The more we learn about our universe, the more marvelous and overwhelming it is. The cosmos is of such unfathomable size, full of such bewildering variety, it seems that no matter how much we learn about it, there will always be more to explore. And while manned spaceflight isn’t in 2014 where I hoped it would be when I was younger, I’m still awed by the images and information sent back by Curiosity on Mars, by the Cassini mission to Saturn, and by Voyager 1, out beyond the fringe of our solar system. Still, the universe as we know it now remains full of wonders, I can’t help but be a little nostalgic for the early days when we didn’t know nearly as much, and when pulp science fiction imagined a solar system replete with life on every world and moon trekking around our sun. If you want a beautiful vision of that dreamed-of solar system, you need look no further than these images by pulp artist Frank R. Paul.

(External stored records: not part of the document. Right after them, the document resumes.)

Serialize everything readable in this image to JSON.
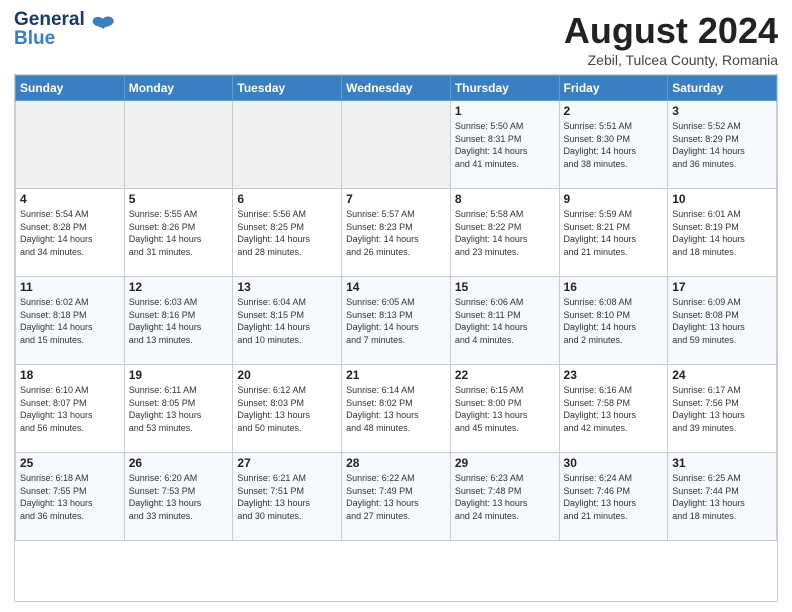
{
  "logo": {
    "line1": "General",
    "line2": "Blue"
  },
  "title": "August 2024",
  "subtitle": "Zebil, Tulcea County, Romania",
  "days_of_week": [
    "Sunday",
    "Monday",
    "Tuesday",
    "Wednesday",
    "Thursday",
    "Friday",
    "Saturday"
  ],
  "weeks": [
    [
      {
        "day": "",
        "info": ""
      },
      {
        "day": "",
        "info": ""
      },
      {
        "day": "",
        "info": ""
      },
      {
        "day": "",
        "info": ""
      },
      {
        "day": "1",
        "info": "Sunrise: 5:50 AM\nSunset: 8:31 PM\nDaylight: 14 hours\nand 41 minutes."
      },
      {
        "day": "2",
        "info": "Sunrise: 5:51 AM\nSunset: 8:30 PM\nDaylight: 14 hours\nand 38 minutes."
      },
      {
        "day": "3",
        "info": "Sunrise: 5:52 AM\nSunset: 8:29 PM\nDaylight: 14 hours\nand 36 minutes."
      }
    ],
    [
      {
        "day": "4",
        "info": "Sunrise: 5:54 AM\nSunset: 8:28 PM\nDaylight: 14 hours\nand 34 minutes."
      },
      {
        "day": "5",
        "info": "Sunrise: 5:55 AM\nSunset: 8:26 PM\nDaylight: 14 hours\nand 31 minutes."
      },
      {
        "day": "6",
        "info": "Sunrise: 5:56 AM\nSunset: 8:25 PM\nDaylight: 14 hours\nand 28 minutes."
      },
      {
        "day": "7",
        "info": "Sunrise: 5:57 AM\nSunset: 8:23 PM\nDaylight: 14 hours\nand 26 minutes."
      },
      {
        "day": "8",
        "info": "Sunrise: 5:58 AM\nSunset: 8:22 PM\nDaylight: 14 hours\nand 23 minutes."
      },
      {
        "day": "9",
        "info": "Sunrise: 5:59 AM\nSunset: 8:21 PM\nDaylight: 14 hours\nand 21 minutes."
      },
      {
        "day": "10",
        "info": "Sunrise: 6:01 AM\nSunset: 8:19 PM\nDaylight: 14 hours\nand 18 minutes."
      }
    ],
    [
      {
        "day": "11",
        "info": "Sunrise: 6:02 AM\nSunset: 8:18 PM\nDaylight: 14 hours\nand 15 minutes."
      },
      {
        "day": "12",
        "info": "Sunrise: 6:03 AM\nSunset: 8:16 PM\nDaylight: 14 hours\nand 13 minutes."
      },
      {
        "day": "13",
        "info": "Sunrise: 6:04 AM\nSunset: 8:15 PM\nDaylight: 14 hours\nand 10 minutes."
      },
      {
        "day": "14",
        "info": "Sunrise: 6:05 AM\nSunset: 8:13 PM\nDaylight: 14 hours\nand 7 minutes."
      },
      {
        "day": "15",
        "info": "Sunrise: 6:06 AM\nSunset: 8:11 PM\nDaylight: 14 hours\nand 4 minutes."
      },
      {
        "day": "16",
        "info": "Sunrise: 6:08 AM\nSunset: 8:10 PM\nDaylight: 14 hours\nand 2 minutes."
      },
      {
        "day": "17",
        "info": "Sunrise: 6:09 AM\nSunset: 8:08 PM\nDaylight: 13 hours\nand 59 minutes."
      }
    ],
    [
      {
        "day": "18",
        "info": "Sunrise: 6:10 AM\nSunset: 8:07 PM\nDaylight: 13 hours\nand 56 minutes."
      },
      {
        "day": "19",
        "info": "Sunrise: 6:11 AM\nSunset: 8:05 PM\nDaylight: 13 hours\nand 53 minutes."
      },
      {
        "day": "20",
        "info": "Sunrise: 6:12 AM\nSunset: 8:03 PM\nDaylight: 13 hours\nand 50 minutes."
      },
      {
        "day": "21",
        "info": "Sunrise: 6:14 AM\nSunset: 8:02 PM\nDaylight: 13 hours\nand 48 minutes."
      },
      {
        "day": "22",
        "info": "Sunrise: 6:15 AM\nSunset: 8:00 PM\nDaylight: 13 hours\nand 45 minutes."
      },
      {
        "day": "23",
        "info": "Sunrise: 6:16 AM\nSunset: 7:58 PM\nDaylight: 13 hours\nand 42 minutes."
      },
      {
        "day": "24",
        "info": "Sunrise: 6:17 AM\nSunset: 7:56 PM\nDaylight: 13 hours\nand 39 minutes."
      }
    ],
    [
      {
        "day": "25",
        "info": "Sunrise: 6:18 AM\nSunset: 7:55 PM\nDaylight: 13 hours\nand 36 minutes."
      },
      {
        "day": "26",
        "info": "Sunrise: 6:20 AM\nSunset: 7:53 PM\nDaylight: 13 hours\nand 33 minutes."
      },
      {
        "day": "27",
        "info": "Sunrise: 6:21 AM\nSunset: 7:51 PM\nDaylight: 13 hours\nand 30 minutes."
      },
      {
        "day": "28",
        "info": "Sunrise: 6:22 AM\nSunset: 7:49 PM\nDaylight: 13 hours\nand 27 minutes."
      },
      {
        "day": "29",
        "info": "Sunrise: 6:23 AM\nSunset: 7:48 PM\nDaylight: 13 hours\nand 24 minutes."
      },
      {
        "day": "30",
        "info": "Sunrise: 6:24 AM\nSunset: 7:46 PM\nDaylight: 13 hours\nand 21 minutes."
      },
      {
        "day": "31",
        "info": "Sunrise: 6:25 AM\nSunset: 7:44 PM\nDaylight: 13 hours\nand 18 minutes."
      }
    ]
  ]
}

Paul’s work was on display throughout the golden age of pulp science fiction, especially in Amazing Stories, for which he painted 38 covers between April 1926 and June 1929. He was “discovered” by the legendary Hugo Gernsback, the editor for whom the annual Hugo Awards are named. Paul also painted covers for titles such as Wonder Stories, Planet Stories, Superworld Comics, and others, with his work adorning around 220 magazine covers all told. It looks like these “Life in the Solar System” works appeared as “back covers” for issues of Amazing Stories.

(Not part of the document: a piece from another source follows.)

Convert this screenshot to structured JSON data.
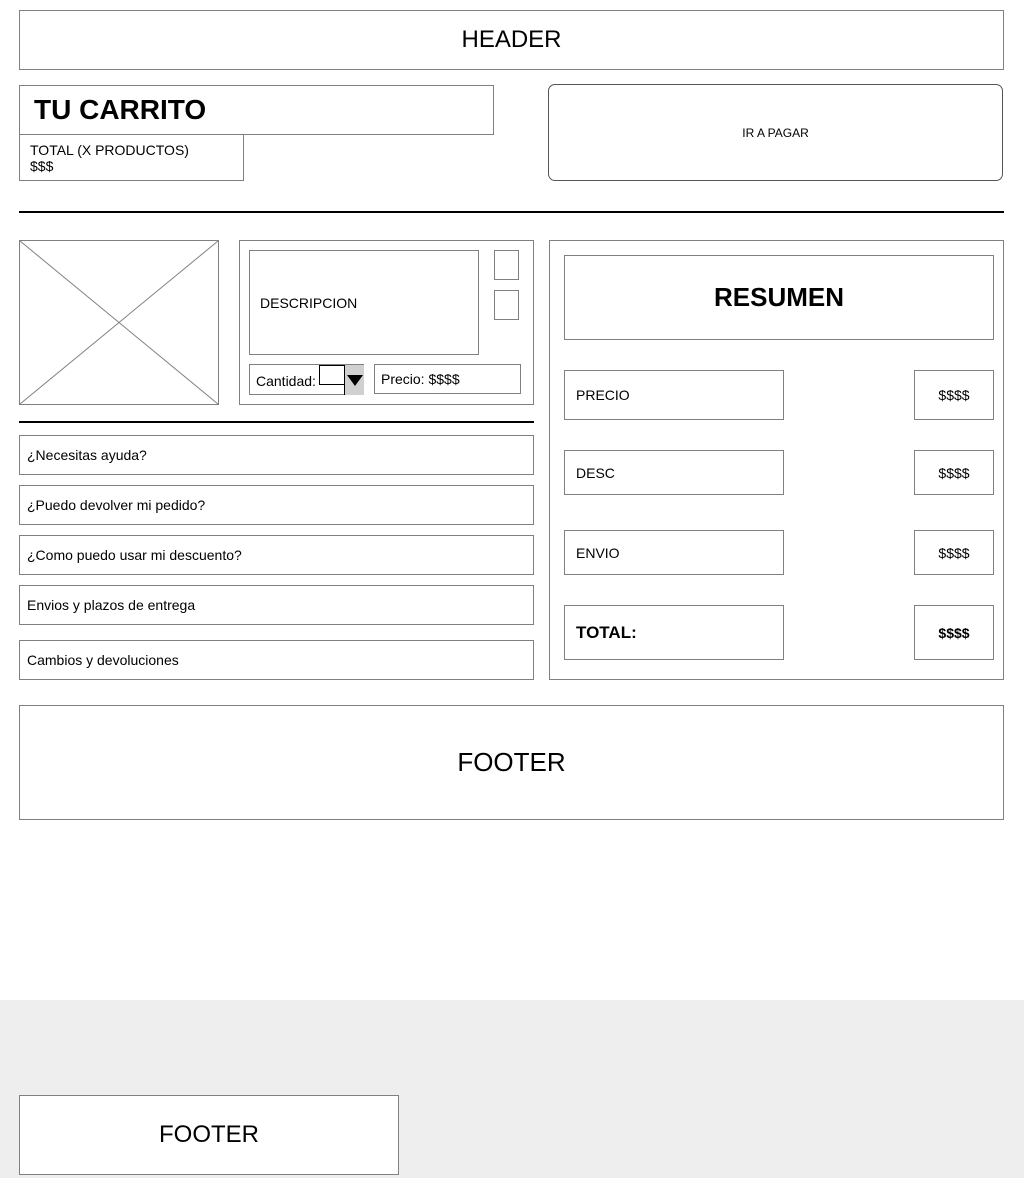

Fans of comic book history have almost certainly seen one of his better-known covers, even if they didn’t know who created it. Paul provided the cover art for Marvel Comics #1. This was back when the entity that would eventually become known as Marvel was still calling itself Timely Comics. The October 1939 first issue of Marvel Comics (the series) featured the introductions of the Human Torch and the Sub-Mariner. (Ironically, this incarnation of the Human Torch wasn’t human — he was an android.)
Among his other achievements, Paul holds such nerdy/amazing bragging rights as providing “the first color painting of a space station” (Science Wonder Stories, August 1929) and early depictions of flying saucers than some speculate may have influenced the eventual UFO phenomenon. He passed away on June 29, 1963. If you love these images, you can find tons more of his cover art over at the Internet Speculative Fiction Database.